Kingsport’s population is slowly homogenizing. The white share has remained stable at roughly 88-89% since 2010, while the Black share has declined slightly. The Hispanic share is growing, but slowly—from 2.1% in 2010 to 3.0% in 2020—and is unlikely to reach 5% by 2030 given low immigration rates and the city’s limited economic pull for new arrivals. The East/Southeast Asian and Indian subcontinent communities are plateauing, as Eastman Chemical’s workforce ages and fewer new professionals relocate from abroad. The city is not tribalizing into distinct ethnic enclaves; rather, it is becoming more uniformly white and native-born, with the small Hispanic and Asian populations assimilating into predominantly white neighborhoods. The most significant demographic trend is aging: the median age rose from 38.5 in 2010 to 42.3 in 2020, as young adults leave for college and careers in Knoxville, Nashville, or Charlotte, while retirees from Florida and the Northeast move in for lower costs and slower pace. The population is projected to remain flat or decline slightly (55,000-56,000) through 2040, barring a major new employer.
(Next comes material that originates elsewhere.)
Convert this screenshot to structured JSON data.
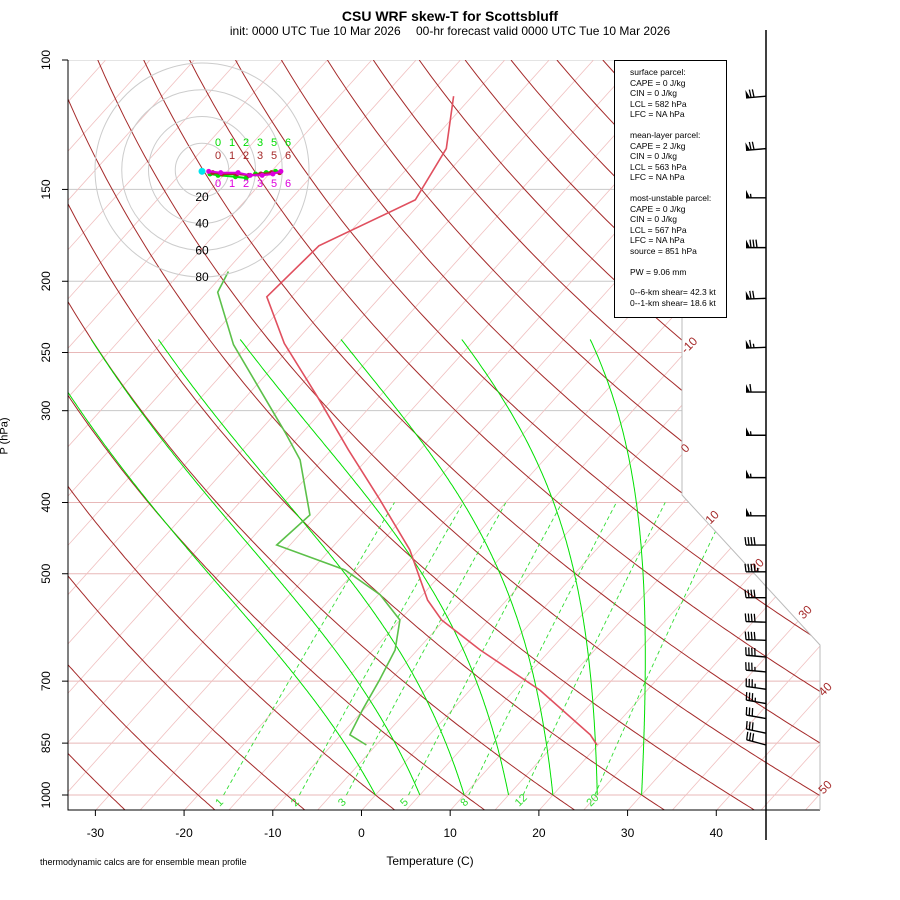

For someone moving in now, Kingsport is becoming a stable, aging, predominantly white community with a strong manufacturing and healthcare base, low crime, and conservative social values. The population is not diversifying rapidly; it is consolidating around its historic character. New residents will find a place where neighborhoods like Fairmount and Colonial Heights remain family-oriented and safe, but where the city’s future depends on retaining young families and attracting new industries beyond Eastman Chemical.

Powered byGrok

* Values derived from national, state, county, city and local statistics and may differ in a specific area. Last updated: 2026-04-20T18:54:44.000Z

Narrative content on this page is AI-generated and may contain mistakes. Verify any details that matter before acting on them.

ReloMaps may earn a commission from affiliate links at no extra cost to you.